Rede abwechselnd auf Deutsch und Englisch
Vom Bundespräsidialamt geht es zur Neuen Wache, diesen schönen, stillen Ort an der Straße Unter den Linden im Herzen Berlins, der zentralen Gedenkstätte für die Opfer von Krieg und Gewaltherrschaft. Hier legen Charles und Camilla ihren Kranz neben die des Bundespräsidenten, des Bundestagspräsidenten, der Bundesregierung, des Bundesrates und des Bundesverfassungsgerichtes. Auf dem von Charles steht: "In ewiger Erinnerung an alle Opfer von Konflikten und Tyrannei. Charles." Die Herzogin von Cornwall hat sogar ein Blumengebinde eigens aus Großbritannien mitgebracht. Rosmarin, Olivenzweige, Gänseblümchen und Amaryllis. Ihr Gruß: "In Erinnerung. Camilla".
Der eigentliche Höhepunkt dieses Besuchs ist die Rede des britischen Thronfolgers beim Festakt im Deutschen Bundestag. Der Plenarsaal ist blau ausgeleuchtet, ein schöner Kontrast zu den Gestecken aus roten Anthurien. Die Dekoration erinnert an britische Mohnblumen und deutsche Vergissmeinnicht. In dem Saal, der mehr als 700 Abgeordneten Platz bietet, sitzen kaum mehr als 30 Personen. Der Präsident des Volksbundes, Wolfgang Schneiderhan, würdigt die Anwesenheit von Prinz Charles als Zeichen tiefer Verbundenheit.

Prinz Charles (2.v.l.), seine Ehefrau Camilla (l), Bundespräsident Frank-Walter Steinmeier und seiner Frau Elke Büdenbender stehen bei einer Kranzniederlegung zum Volkstrauertag in die Neue Wache.
(Foto: picture alliance/dpa)
Seine Rede hält der britische Thronfolger abwechselnd auf Deutsch und Englisch. Besonders berührend ist sein Bekenntnis: "Wir werden immer Freunde, Partner und Verbündete sein." 75 Jahre nach Ende des Zweiten Weltkrieges beschwört er geradezu die tiefe Partnerschaft zwischen Großbritannien und Deutschland: "Gemeinsam sind wir eine unverzichtbare Kraft für das Gute in der Welt." Beide Länder sollten entschlossen jene Werte verteidigen, die man teile. Er spricht Krisen und Kriege auf der Welt an, aber auch die Weltgesundheit, die Impfstoffentwicklung vor dem Hintergrund der Corona-Pandemie, die Menschenrechte und den Klimaschutz. "Diese Krisen rufen uns dazu auf, gemeinsam zu handeln", mahnt der Prinz.

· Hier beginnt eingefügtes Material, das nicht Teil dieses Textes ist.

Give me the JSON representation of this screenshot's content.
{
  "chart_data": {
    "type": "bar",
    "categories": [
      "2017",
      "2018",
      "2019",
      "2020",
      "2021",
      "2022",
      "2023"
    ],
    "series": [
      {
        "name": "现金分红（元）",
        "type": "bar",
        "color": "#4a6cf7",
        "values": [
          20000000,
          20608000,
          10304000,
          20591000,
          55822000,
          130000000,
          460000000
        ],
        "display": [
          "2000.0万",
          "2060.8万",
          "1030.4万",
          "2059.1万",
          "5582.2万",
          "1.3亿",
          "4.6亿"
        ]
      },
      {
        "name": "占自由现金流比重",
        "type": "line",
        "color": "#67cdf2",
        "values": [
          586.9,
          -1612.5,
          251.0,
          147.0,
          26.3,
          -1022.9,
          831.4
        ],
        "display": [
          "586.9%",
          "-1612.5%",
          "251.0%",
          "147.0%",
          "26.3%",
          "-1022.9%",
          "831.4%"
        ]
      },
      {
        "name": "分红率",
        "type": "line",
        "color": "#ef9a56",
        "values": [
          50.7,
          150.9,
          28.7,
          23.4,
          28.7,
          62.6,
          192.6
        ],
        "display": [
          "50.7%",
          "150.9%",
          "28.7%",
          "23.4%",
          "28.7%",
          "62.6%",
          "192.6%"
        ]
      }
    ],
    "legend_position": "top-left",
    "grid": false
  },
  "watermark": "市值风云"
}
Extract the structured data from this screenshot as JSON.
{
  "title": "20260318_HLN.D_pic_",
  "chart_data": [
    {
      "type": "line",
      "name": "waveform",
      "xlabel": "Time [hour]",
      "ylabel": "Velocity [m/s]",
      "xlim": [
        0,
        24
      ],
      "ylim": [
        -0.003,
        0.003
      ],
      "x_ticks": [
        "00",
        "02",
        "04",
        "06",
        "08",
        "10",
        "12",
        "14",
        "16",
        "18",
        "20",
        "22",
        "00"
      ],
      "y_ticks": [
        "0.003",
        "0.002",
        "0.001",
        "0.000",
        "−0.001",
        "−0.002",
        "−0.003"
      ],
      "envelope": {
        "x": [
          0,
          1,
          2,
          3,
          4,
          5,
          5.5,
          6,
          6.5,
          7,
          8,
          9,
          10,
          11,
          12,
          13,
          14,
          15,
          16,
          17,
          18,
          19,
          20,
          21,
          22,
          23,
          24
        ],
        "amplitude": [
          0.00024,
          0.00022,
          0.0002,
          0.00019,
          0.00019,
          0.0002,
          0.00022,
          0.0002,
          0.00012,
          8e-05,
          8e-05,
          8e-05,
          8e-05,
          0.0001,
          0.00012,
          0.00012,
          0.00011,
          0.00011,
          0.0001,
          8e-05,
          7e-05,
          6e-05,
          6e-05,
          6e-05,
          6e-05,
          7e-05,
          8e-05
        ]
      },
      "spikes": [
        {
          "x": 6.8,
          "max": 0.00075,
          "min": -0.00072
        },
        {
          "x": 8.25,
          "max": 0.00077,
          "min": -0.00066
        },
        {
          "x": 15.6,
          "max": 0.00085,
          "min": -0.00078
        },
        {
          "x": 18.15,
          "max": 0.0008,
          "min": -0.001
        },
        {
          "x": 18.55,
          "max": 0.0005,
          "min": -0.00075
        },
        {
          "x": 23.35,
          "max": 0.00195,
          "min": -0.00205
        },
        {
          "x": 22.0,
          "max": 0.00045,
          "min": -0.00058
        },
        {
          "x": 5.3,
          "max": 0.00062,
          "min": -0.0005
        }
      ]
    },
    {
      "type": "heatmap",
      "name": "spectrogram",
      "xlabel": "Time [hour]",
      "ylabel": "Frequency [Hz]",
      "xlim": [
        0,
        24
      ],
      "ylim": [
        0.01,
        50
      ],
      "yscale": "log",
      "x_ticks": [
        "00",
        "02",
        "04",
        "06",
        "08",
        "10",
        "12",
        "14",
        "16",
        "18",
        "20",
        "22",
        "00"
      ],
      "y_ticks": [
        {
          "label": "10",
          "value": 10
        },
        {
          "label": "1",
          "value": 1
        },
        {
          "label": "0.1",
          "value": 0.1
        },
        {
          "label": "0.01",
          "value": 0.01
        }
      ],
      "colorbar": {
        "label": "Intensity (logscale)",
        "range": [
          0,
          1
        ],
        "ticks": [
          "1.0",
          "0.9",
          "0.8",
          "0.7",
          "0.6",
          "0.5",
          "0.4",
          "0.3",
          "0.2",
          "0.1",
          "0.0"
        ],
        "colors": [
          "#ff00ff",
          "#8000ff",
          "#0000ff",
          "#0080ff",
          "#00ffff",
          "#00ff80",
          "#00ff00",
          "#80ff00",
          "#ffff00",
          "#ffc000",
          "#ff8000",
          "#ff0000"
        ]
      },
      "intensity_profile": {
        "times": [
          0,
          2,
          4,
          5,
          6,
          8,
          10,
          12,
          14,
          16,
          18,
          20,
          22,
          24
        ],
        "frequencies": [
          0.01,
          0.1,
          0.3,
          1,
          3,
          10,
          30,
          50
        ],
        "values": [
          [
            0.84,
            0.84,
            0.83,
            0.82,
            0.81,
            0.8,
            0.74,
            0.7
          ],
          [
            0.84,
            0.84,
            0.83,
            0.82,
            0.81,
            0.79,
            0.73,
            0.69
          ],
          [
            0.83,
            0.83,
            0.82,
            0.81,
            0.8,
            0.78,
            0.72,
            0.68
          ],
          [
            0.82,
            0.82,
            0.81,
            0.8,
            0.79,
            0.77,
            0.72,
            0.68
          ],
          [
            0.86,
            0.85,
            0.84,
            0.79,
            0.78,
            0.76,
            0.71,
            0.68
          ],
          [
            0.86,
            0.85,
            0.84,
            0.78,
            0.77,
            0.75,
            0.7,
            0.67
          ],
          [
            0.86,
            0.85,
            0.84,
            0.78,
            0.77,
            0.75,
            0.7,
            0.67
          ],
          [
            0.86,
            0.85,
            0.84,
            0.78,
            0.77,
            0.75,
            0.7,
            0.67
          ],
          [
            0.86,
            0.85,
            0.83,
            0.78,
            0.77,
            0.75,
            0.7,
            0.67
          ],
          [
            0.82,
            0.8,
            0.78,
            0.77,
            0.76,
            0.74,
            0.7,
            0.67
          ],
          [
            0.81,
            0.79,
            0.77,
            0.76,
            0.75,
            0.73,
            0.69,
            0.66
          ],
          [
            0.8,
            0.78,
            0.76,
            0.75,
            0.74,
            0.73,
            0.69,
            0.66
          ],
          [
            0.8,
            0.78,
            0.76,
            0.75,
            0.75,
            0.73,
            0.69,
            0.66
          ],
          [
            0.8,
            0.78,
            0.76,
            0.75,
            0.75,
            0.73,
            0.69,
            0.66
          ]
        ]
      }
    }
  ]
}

Eigentlich No-Go: Charles spricht Brexit-Verhandlungen an
Überraschend spricht Charles auch direkt die laufenden Brexit-Verhandlungen zum Ausstieg der Briten aus der EU an. Eigentlich ein No-Go, denn die königliche Familie äußert sich nie zu aktuellen politischen Themen. Aber die Schicksale beider Länder seien in erheblichem Maße voneinander abhängig. Nachdem sich das Vereinigte Königreich für eine Zukunft außerhalb der EU entschieden habe, verändere sich die Beziehung nun aufs Neue. Er sei aber "der festen Überzeugung, dass die zentralen Bande zwischen uns stark bleiben werden."
Der Volkstrauertag wird in Deutschland seit 1919 begangen - ursprünglich, um Solidarität mit den Hinterbliebenen der Opfer des Ersten Weltkriegs zu zeigen. Inzwischen wird aller Opfer von Krieg und Gewaltherrschaft gedacht. Seit den 1970er Jahren spricht der Bundespräsident das Totengedenken. Steinmeier hat in diesem Jahr den Text an aktuelle Ereignisse angepasst und bezieht ausdrücklich auch Opfer terroristischer, politischer, islamistischer, rassistischer und antisemitischer Anschläge und Morde in Deutschland aus den vergangenen Jahren mit ein.